IMEC of Belgium and Leti of France both presented new directions for integrating core processors and face-to-face stacked memory that act as cache RAM. These systems also will include RF die stacked face to face on the silicon logic. Extended research will lead to further integration of stacked interposer with passives and advanced RF components—inductors, capacitors and large resistors—with these die and finally lateral communication interfaces such as silicon lasers and other nano photonics.

These photonic interconnects have been the internal baseline for 1Gb/sec. and higher communication links for long distances for many decades. The localized heat and micro-machined optics (gratings, etc.) have been well addressed and now allow for integration with other circuits. The work at IMEC is focusing on integration of these lateral signal paths with vertical TSV-based connectivity. The testability and reliability advantages of using tested “known good” die is driving this method forward in systems.

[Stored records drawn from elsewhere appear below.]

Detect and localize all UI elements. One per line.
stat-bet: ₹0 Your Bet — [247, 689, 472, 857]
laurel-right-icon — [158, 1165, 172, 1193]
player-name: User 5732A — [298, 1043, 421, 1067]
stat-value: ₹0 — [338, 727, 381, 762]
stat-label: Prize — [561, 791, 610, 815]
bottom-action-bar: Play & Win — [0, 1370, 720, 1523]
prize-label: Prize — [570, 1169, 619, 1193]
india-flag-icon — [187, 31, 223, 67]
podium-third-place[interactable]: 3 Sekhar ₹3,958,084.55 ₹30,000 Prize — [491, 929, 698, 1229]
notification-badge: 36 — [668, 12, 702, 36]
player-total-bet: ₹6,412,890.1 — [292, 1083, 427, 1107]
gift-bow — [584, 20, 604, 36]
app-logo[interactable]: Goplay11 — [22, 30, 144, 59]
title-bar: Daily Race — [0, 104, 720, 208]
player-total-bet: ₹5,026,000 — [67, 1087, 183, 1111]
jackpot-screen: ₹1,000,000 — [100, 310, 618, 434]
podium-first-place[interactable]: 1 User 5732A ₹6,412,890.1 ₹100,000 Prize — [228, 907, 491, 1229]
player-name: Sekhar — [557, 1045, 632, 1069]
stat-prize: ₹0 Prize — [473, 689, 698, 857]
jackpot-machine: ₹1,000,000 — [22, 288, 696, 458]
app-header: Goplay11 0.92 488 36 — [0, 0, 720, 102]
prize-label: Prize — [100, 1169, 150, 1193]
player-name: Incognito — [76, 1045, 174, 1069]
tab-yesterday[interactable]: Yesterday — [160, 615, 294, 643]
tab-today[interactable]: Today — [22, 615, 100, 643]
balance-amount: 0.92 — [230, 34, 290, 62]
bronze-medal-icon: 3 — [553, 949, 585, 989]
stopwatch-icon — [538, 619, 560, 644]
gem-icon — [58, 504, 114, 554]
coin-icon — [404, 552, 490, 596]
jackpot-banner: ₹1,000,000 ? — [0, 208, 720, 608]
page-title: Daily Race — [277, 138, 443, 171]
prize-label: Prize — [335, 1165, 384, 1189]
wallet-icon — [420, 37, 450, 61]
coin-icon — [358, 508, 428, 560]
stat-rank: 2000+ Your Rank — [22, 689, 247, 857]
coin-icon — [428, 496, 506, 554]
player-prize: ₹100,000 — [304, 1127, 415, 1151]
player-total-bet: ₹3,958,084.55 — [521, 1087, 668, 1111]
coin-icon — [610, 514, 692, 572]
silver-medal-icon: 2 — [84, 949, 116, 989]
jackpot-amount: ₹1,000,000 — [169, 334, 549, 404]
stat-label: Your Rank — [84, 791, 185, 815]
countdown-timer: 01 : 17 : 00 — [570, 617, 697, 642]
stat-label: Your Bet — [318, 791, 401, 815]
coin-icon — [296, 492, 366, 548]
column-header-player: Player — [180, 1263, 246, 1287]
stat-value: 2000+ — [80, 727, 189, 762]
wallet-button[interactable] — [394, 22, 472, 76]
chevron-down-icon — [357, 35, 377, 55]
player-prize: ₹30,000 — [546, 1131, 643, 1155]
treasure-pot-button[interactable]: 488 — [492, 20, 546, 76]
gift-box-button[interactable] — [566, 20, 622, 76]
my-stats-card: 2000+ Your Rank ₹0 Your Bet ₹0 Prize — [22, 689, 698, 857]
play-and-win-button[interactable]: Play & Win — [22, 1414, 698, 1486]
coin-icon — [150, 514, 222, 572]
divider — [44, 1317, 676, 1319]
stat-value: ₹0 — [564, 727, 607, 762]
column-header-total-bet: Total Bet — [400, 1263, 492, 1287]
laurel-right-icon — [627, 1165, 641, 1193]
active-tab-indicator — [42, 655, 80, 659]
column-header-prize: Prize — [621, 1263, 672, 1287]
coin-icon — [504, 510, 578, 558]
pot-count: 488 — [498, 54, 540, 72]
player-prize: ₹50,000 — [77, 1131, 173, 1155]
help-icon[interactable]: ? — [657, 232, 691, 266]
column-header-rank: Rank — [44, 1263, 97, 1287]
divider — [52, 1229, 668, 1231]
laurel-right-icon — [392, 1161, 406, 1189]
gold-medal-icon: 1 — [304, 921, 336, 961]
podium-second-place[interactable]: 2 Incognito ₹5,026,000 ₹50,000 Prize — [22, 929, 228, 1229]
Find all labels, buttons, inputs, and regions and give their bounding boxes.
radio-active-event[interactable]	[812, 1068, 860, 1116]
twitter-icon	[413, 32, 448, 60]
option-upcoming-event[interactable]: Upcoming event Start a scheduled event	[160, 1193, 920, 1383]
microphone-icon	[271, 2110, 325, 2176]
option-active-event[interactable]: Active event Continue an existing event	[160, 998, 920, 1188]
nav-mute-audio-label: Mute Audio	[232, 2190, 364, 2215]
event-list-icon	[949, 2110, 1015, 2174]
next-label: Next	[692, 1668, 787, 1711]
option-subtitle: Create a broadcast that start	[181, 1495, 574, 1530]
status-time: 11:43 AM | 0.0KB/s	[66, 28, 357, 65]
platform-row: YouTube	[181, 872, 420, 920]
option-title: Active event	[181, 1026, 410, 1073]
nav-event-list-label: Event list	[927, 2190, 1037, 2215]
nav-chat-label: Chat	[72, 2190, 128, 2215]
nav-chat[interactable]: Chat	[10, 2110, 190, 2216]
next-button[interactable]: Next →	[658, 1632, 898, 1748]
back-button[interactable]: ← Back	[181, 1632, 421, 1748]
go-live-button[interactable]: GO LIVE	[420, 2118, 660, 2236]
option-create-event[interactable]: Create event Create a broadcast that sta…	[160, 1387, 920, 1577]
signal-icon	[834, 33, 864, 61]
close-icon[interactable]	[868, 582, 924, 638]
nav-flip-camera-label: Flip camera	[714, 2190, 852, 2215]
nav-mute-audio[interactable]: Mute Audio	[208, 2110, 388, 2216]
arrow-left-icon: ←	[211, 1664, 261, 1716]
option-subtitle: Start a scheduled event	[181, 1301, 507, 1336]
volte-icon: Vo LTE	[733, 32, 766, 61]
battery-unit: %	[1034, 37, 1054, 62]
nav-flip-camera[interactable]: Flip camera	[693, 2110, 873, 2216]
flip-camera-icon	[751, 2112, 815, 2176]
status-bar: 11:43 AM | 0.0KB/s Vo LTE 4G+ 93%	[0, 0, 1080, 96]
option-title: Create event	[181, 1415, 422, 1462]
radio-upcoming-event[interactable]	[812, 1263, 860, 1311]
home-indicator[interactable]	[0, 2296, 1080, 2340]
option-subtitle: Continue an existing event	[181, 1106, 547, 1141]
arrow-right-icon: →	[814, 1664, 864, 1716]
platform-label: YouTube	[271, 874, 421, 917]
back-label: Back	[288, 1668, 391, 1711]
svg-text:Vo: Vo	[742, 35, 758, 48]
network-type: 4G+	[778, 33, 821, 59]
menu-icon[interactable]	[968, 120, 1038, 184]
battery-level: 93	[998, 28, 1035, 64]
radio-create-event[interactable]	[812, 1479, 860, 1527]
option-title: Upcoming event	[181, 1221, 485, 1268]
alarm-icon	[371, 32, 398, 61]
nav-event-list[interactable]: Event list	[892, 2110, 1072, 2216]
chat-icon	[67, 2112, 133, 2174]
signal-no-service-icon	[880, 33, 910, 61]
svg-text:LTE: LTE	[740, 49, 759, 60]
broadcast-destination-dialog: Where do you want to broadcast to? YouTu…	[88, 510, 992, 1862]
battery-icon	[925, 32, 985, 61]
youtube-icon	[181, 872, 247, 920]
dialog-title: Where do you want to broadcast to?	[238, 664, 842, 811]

The next big driver in multi-processor systems is the integrated APU, which has a CPU, GPU, and memory controller in a single die and connected directly to system memory with TSV technology. This structure, which is not using a silicon interposer, features tens of thousands of connection points to give very high-bandwidth and low-latency connectivity to both cache and local main memory in a single unit. These systems will be available in end products shortly and are the key technology that will realize the next generation of tablet and smart phone products.